Il perno del progetto è peraltro un altro azzardo: Toni Servillo, l’attore simbolo di un certo cinema d’autore impegnato e strutturato, si misura per la prima volta con una commedia, con l’evidente – e legittimo – obiettivo di dare un colpo al cerchio (lo zoccolo duro del suo pubblico, che lo stima con fedele ammirazione) e una alla botte (quelli che magari lo respingono perché apparentemente snob e distante).

E, va detto, funziona alla grande, grazie al consumato mestiere del teatrante eduardiano che ha sempre concimato il seme dell’ironia. Il film si fonda quasi esclusivamente sul suo personaggio e sulla capacità servilliana di mantenersene distaccato con sommesso mimetismo, riuscendo a far entrare Elia Venezia nella piccola galleria di icone già popolata da Jep Gambardella, Titta Di Girolamo, Gorbaciof, Giulio Andreotti.

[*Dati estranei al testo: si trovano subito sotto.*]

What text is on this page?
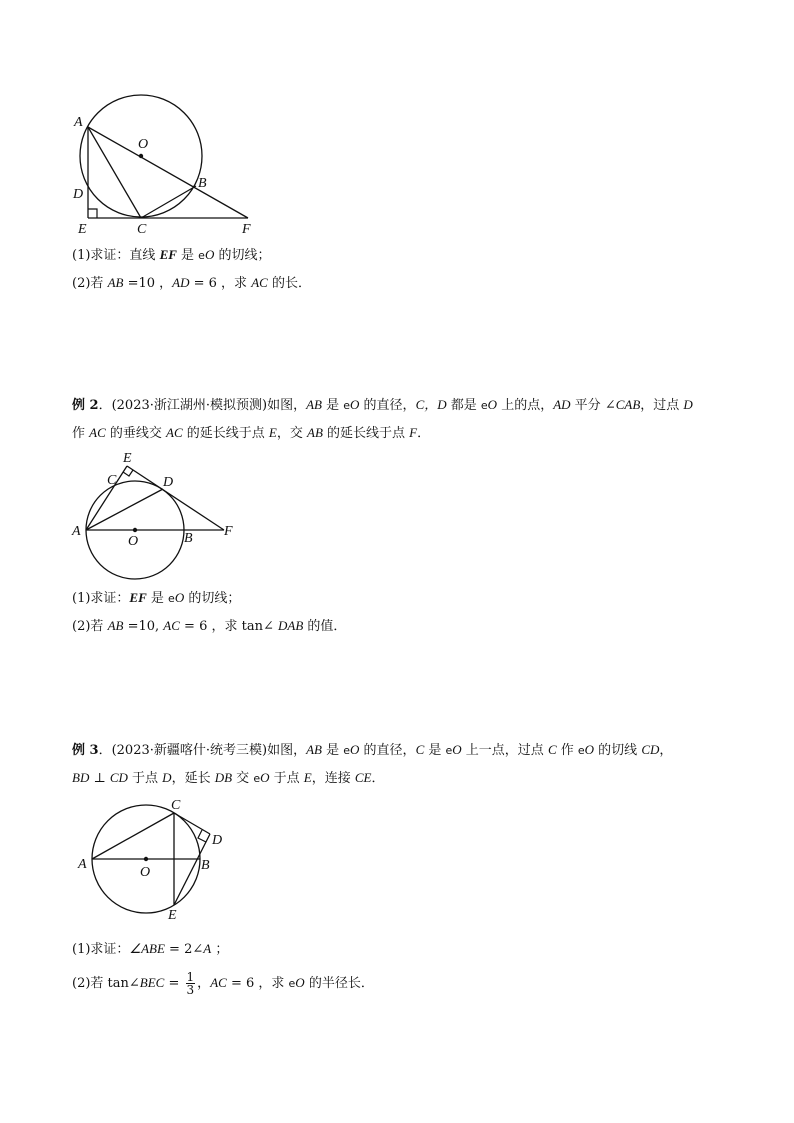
A
O
B
D
E	C	F
(1)求证：直线 EF 是 eO 的切线；
(2)若 AB =10 ，AD = 6 ，求 AC 的长．
例 2．(2023·浙江湖州·模拟预测)如图，AB 是 eO 的直径，C，D 都是 eO 上的点，AD 平分 ∠CAB，过点 D
作 AC 的垂线交 AC 的延长线于点 E，交 AB 的延长线于点 F．
E
C	D
A
O	B F
(1)求证：EF 是 eO 的切线；
(2)若 AB =10, AC = 6 ，求 tan∠ DAB 的值．
例 3．(2023·新疆喀什·统考三模)如图，AB 是 eO 的直径，C 是 eO 上一点，过点 C 作 eO 的切线 CD，
BD ⊥ CD 于点 D，延长 DB 交 eO 于点 E，连接 CE．
C
D
A
O	B
E
(1)求证：∠ABE = 2∠A ；
(2)若 tan∠BEC = $\frac{1}{3}$ ，AC = 6 ，求 eO 的半径长．
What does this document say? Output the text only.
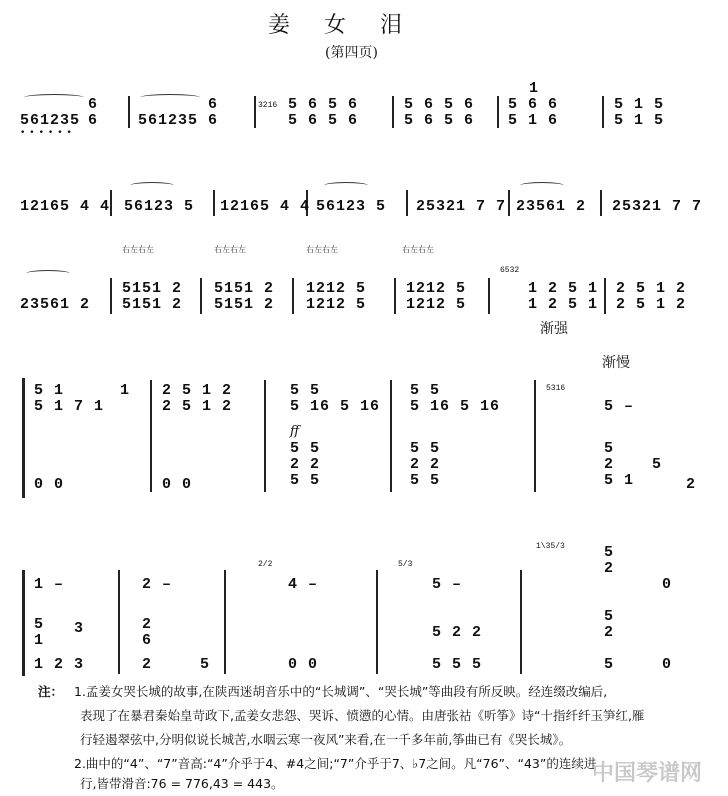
姜女泪
(第四页)
561235
6
6
••••••
561235
6
6
3216 5 6 5 6
5 6 5 6
5 6 5 6
5 6 5 6
1
5 6 6
5 1 6
5 1 5
5 1 5
12165 4 4 56123 5 12165 4 4 56123 5 25321 7 7 23561 2 25321 7 7
右左右左	右左右左	右左右左	右左右左
23561 2
5151 2
5151 2
5151 2
5151 2
1212 5
1212 5
1212 5
1212 5
6532
1 2 5 1
1 2 5 1
2 5 1 2
2 5 1 2
渐强
渐慢
5 1
5 1 7 1
1 2 5 1 2
2 5 1 2
5 5
5 16 5 16
5 5
5 16 5 16
5316
5 –
ff
5 5
2 2
5 5
5 5
2 2
5 5
0 0	0 0
5
2
5 1
5
2
2/2	5/3
1\35/3
1 –	2 –	4 –	5 –
5
2
0
5 3
1
2
6
1 2 3	2	5	0 0
5 2 2
5 5 5
5
2
5	0
注： 1.孟姜女哭长城的故事,在陕西迷胡音乐中的“长城调”、“哭长城”等曲段有所反映。经连缀改编后,
表现了在暴君秦始皇苛政下,孟姜女悲怨、哭诉、愤懑的心情。由唐张祜《听筝》诗“十指纤纤玉笋红,雁
行轻遏翠弦中,分明似说长城苦,水咽云寒一夜风”来看,在一千多年前,筝曲已有《哭长城》。
2.曲中的“4”、“7”音高:“4”介乎于4、#4之间;“7”介乎于7、♭7之间。凡“76”、“43”的连续进
行,皆带滑音:76 = 776,43 = 443。	中国琴谱网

Con innegabile astuzia, gli hanno costruito un personaggio che, se sulla carta ammicca al pubblico del film medio, nei fatti risulta assolutamente originale e perfino perfido nella commistione di stravaganze e stereotipi. Psicanalista fisicamente simile al dottore par excellence, ebreo ovviamente parsimonioso (leggi: tirchio) non più praticante, borghese, pigro, misantropo, separato ma non legalmente (per risparmiare i soldi dell’avvocato) e comunque ancora in ballo con l’ex moglie (la somma Carla Signoris), Elia è la sua pancia.

Goloso e statico, Elia, in studio, è ripreso con una certa distanza e ne viene fuori un profilo non lineare: così, questa pancia spiega più della sua lingua forbita che articola pensieri sprezzanti, e non scompare mai anche quando entra in gioco la personal trainer destinata a sconvolgergli la vita (la splendida e vitale Veronica Echegui).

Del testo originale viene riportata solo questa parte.